The Cherokee entered Georgia from the east during the
1400's, as the Moundbuilder culture began to decline. Over the next
3 centuries they pushed west, pressured by European settlers from the
coast. During this time period they frequently did battle the Creek
Indians who controlled the land.
In 1755, after a victory at the battle of Taliwa, the
Cherokee established their border as the first ridge south of the Chattahoochee
River. Slowly, the Cherokee populated the former Creek lands. By the
end of general hostilities with the settlers in 1793 the Cherokee controlled
all the land that now encompasses North Georgia's Chieftains Trail.
Cherokee leaders included James and Joseph Vann (original
owners of the Vann House),
Major Ridge (builder of today's Chieftains
Museum) and John Ross, leader of the Cherokee Nation. It was Ross
who led the nationalist movement, including the building of the first
Capital, New Echota, to prevent
its destruction by the intrusive (and illegal) laws of the state of
Ross and Ridge, as representatives of the Cherokee Nation,
struggled to keep their homeland. Developing after Georgia's Sixth Land
Lottery, a group of Cherokee known as the Treaty Party advocated voluntary
removal to the so-called "Indian Lands" (present-day Oklahoma).

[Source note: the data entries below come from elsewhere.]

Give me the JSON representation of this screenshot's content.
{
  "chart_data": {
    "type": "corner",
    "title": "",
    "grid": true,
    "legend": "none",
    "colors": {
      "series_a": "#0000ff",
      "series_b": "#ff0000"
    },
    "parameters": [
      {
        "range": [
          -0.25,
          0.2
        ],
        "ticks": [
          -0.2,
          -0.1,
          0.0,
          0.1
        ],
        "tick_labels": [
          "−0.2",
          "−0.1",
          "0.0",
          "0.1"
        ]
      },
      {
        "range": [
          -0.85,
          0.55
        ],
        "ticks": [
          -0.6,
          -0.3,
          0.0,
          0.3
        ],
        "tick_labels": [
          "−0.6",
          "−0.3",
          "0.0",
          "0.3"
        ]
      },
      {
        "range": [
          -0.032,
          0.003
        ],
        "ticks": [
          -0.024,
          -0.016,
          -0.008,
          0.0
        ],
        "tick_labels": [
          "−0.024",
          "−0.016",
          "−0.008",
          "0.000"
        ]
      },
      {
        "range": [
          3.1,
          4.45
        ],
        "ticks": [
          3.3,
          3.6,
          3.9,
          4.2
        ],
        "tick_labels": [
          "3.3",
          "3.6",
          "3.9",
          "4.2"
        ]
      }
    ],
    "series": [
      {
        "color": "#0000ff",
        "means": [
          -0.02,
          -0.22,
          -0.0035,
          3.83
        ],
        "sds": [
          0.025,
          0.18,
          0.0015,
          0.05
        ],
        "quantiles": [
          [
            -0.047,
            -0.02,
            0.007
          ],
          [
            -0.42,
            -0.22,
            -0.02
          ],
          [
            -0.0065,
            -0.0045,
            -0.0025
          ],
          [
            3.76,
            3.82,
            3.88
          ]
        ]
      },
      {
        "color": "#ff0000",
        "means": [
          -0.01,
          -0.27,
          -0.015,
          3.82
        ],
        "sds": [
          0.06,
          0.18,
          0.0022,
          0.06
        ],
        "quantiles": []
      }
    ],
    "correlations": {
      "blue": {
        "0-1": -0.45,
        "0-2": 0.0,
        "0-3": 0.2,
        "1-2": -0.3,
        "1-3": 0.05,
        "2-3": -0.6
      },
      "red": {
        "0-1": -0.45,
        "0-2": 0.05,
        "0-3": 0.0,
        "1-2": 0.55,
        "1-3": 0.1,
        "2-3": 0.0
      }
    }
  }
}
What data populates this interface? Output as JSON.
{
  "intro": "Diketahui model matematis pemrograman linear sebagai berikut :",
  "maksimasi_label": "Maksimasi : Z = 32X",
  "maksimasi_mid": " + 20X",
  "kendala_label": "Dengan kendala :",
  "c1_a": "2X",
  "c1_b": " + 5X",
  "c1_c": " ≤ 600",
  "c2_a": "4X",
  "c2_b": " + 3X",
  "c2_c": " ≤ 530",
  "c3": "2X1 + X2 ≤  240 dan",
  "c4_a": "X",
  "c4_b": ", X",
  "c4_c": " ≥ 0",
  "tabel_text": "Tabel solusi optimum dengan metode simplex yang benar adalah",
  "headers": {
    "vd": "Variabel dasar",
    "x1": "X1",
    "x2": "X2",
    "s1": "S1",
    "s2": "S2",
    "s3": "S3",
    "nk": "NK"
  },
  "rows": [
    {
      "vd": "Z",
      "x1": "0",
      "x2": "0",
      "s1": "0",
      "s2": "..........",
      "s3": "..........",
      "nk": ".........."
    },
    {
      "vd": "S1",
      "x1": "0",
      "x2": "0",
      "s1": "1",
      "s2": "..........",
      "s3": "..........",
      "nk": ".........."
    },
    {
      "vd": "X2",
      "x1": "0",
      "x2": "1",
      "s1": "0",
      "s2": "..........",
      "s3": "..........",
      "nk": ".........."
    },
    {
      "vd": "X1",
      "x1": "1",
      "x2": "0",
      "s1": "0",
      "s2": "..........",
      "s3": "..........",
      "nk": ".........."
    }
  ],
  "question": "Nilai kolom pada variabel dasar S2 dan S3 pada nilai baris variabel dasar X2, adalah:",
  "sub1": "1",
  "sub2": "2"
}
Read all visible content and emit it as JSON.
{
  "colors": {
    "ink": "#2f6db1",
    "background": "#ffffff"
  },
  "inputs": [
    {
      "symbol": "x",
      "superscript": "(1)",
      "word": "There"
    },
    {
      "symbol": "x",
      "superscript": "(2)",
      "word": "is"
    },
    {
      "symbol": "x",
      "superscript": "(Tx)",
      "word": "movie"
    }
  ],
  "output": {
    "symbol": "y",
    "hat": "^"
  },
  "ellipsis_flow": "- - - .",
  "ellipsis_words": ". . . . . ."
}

Ridge was slowly being drawn into the Treaty Party by the erudite arguments
of his son and nephew, both of whom were members.
In 1835 the Treaty Party signed the Treaty of New Echota,
which gave the Cherokee Nation to the Federal Government. At the time
less than 500 (out of 17,000) Cherokee belonged to the Treaty Party.
In spite of attempts by the Cherokee to have the treaty rejected, the
Senate approved the treaty by a single vote. Three years later the Nation
was forced to move west against its will on The Trail of Tears.